Biz, burada, bu kürsüde defalarca gündeme getirmemize rağmen her defasında iktidar tarafından, Hükûmet tarafından çiftçilerin problemlerini araştırmak, çiftçilerin problemlerine çözüm üretmek hep kulak arkası edildi. Nereye kadar kulak arkası edilecek, bu çiftçiler topraklarını terk edene kadar mı, bu çiftçiler ekmekten dikmekten vazgeçene kadar mı terk edilecek? Bunun nereye kadar gideceğini kestiremiyorum ama şu anda çiftçilerimiz aşırı derecede sıkıntı içerisinde, problemleri çok fazla, bunları da burada gündeme getirmek ve onların problemlerini Türkiye Büyük Millet Meclisine taşımak adına ben, en azından bir çiftçi milletvekili olarak bunu kendime görev addediyorum.

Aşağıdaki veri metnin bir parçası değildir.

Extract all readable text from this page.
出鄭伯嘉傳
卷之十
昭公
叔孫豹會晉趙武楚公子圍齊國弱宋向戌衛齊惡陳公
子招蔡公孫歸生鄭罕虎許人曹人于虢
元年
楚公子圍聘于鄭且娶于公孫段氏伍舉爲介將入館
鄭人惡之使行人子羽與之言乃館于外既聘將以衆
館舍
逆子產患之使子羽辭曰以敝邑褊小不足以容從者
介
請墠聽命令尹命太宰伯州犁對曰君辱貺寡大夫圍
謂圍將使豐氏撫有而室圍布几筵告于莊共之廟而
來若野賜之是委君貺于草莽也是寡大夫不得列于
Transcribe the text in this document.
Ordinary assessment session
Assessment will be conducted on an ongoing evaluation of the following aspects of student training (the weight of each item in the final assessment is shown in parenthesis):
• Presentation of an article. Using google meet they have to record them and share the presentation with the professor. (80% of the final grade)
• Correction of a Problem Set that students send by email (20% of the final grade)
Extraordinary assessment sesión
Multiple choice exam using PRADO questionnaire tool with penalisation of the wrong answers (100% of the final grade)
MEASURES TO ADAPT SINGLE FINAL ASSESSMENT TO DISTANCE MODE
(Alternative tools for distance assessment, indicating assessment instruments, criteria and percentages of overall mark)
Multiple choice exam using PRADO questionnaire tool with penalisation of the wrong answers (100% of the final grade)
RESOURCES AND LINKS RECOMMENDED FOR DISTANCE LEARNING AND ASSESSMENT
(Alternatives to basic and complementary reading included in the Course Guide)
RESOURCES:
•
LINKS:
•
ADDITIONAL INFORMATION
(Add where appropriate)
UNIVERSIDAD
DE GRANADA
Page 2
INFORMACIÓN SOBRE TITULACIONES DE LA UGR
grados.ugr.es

Değerli arkadaşlarım, buğday hasadı hemen hemen tamamlanmak üzere. Şu anda İç Anadolu'nun bazı bölgelerinde hasat yapılıyor, diğer bölgeler tamamen bitmiş durumda. Buğday fiyatları ne yazık ki beklenilen seviyede değil, şu anda 650 bin lirayla 700 bin lira arasında, eski rakamla. Çiftçilerin buğday ekip ona yapmış oldukları masrafı karşılayacak seviyede de değil bu fiyatlar ve çiftçilerimiz ne yazık ki Ofis çabuk alım yapmadığından, peşin bedelle ödeme yapmadığından dolayı da tüccarın eline düşüp ona ucuz bedelle buğdayını satmak mecburiyetinde kalmıştır.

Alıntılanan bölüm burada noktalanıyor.